VLDB attracts many submissions spanning diverse data management topics, and the PVLDB reviewing process is implemented by a large team of dedicated researchers. The Review Board of PVLDB Volume 14 consisted of 257 expert researchers, coordinated by 28 Associate Editors. Overall, we received 882 original manuscripts for PVLDB’s research track, of which ultimately 212 were accepted (for an acceptance rate of 24%) and have appeared in Issues 1–11 and 13 of PVLDB Volume 14. Issue 12 featured manuscripts of 56 accepted demonstrations, 22 industrial track papers, eight tutorials, three invited papers for the VLDB Endowment awards, and one panel abstract.

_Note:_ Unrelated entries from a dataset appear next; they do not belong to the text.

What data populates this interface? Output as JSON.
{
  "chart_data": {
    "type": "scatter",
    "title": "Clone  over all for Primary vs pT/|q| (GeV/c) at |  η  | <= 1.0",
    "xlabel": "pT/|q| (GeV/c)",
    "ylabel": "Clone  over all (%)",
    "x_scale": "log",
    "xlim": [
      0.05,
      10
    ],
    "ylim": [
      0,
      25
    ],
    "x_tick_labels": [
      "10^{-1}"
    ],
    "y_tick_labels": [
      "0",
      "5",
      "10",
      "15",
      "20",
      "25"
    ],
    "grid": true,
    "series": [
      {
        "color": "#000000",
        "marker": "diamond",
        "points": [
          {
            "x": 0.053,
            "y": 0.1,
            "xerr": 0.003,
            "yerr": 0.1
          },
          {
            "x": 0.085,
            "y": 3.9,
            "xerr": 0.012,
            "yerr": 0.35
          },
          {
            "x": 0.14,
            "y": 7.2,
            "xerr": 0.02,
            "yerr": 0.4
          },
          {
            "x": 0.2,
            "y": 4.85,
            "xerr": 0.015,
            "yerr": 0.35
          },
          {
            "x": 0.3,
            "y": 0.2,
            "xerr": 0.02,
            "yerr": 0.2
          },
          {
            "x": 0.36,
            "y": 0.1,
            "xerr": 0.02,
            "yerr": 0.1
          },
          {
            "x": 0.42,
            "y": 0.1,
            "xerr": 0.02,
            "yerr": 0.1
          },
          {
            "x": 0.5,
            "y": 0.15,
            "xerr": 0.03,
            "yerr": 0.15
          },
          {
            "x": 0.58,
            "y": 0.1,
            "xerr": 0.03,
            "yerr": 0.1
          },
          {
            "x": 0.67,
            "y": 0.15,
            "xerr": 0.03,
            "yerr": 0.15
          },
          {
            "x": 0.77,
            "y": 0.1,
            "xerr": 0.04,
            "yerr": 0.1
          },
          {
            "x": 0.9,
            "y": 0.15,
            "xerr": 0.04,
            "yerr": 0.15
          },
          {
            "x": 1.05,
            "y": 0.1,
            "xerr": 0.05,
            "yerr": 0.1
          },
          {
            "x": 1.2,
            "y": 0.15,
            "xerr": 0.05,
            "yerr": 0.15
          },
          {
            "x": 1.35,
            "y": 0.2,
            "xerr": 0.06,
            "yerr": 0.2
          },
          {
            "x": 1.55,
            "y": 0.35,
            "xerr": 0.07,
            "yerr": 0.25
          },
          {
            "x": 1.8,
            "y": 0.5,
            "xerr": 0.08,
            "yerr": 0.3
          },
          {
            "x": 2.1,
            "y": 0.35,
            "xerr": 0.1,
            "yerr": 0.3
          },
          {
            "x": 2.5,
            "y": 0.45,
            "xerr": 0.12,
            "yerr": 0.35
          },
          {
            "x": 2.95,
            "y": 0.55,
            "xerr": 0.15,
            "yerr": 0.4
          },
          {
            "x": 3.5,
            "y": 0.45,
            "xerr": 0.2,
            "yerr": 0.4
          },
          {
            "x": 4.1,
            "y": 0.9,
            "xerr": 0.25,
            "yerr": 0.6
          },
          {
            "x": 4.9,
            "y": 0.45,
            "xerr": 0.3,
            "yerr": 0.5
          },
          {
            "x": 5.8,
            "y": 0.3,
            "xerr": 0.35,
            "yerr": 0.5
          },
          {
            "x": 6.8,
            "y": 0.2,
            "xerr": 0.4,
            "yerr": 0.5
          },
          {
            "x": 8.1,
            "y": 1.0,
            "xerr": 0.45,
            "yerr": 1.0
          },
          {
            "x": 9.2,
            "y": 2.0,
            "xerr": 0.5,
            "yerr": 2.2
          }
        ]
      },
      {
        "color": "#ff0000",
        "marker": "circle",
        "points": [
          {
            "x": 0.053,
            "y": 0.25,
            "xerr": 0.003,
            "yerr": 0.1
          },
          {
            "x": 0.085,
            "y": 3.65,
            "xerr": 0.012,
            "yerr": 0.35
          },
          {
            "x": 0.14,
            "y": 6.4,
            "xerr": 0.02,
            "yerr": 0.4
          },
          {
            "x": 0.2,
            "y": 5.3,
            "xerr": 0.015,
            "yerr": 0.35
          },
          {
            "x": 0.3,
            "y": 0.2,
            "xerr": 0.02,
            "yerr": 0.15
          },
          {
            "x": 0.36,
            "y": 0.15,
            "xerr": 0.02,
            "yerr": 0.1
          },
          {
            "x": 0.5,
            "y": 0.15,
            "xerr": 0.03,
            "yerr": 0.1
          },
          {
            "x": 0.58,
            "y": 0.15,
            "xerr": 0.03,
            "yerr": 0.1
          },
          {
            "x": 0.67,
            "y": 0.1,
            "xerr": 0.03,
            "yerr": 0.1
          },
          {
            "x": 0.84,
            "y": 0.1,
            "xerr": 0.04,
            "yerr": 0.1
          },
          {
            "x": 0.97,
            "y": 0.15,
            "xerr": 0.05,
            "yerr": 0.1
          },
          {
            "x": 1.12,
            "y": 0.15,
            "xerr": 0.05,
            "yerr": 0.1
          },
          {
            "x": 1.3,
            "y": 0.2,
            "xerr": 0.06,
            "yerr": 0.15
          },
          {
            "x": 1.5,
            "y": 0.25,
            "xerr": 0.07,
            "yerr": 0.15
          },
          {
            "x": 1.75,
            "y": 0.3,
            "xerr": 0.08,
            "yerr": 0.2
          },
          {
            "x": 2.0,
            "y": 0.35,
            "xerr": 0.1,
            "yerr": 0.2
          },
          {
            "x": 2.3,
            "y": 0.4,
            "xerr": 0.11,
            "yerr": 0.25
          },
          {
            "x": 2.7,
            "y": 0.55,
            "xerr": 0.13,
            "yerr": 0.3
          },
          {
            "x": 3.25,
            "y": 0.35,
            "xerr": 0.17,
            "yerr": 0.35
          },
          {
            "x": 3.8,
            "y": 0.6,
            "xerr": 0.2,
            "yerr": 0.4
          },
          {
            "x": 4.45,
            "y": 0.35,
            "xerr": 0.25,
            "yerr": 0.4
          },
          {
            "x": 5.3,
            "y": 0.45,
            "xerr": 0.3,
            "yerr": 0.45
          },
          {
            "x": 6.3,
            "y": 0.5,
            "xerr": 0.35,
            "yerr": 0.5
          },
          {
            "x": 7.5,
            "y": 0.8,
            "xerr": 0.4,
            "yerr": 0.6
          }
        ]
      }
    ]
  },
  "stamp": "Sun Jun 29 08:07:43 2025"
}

With PVLDB Volume 14 we initiated a new paper category, Scalable Data Science (SDS), to accept papers that describe the design, implementation, experience, and evaluation of solutions and systems for practical data science and data engineering tasks on large-scale data. These papers do not necessarily propose new breakthrough algorithms or models, but emphasize solutions that either solve or advance the understanding of issues related to data science technologies in the real world. In fact, one of these papers is among the ones selected for this special issue, namely the paper by Yuliang Li et al. describing the “Ditto” entity matching approach.

Overall, this special issue features four outstanding research papers published in PVLDB Vol 14 and presented at VLDB 2021 in Copenhagen. All papers have been significantly extended, revised, and re-reviewed for the special issue. Among them, the work “Scaling Attributed Network Embedding to Massive Graphs” by Yang et al. won the best paper award at VLDB 2021.

We are very grateful for all the great colleagues who contribute to the ongoing success of PVLDB and VLDB, including the authors, the reviewers, the management team, and the countless other individuals who volunteer their time to make the database community as vibrant and interesting as it is today.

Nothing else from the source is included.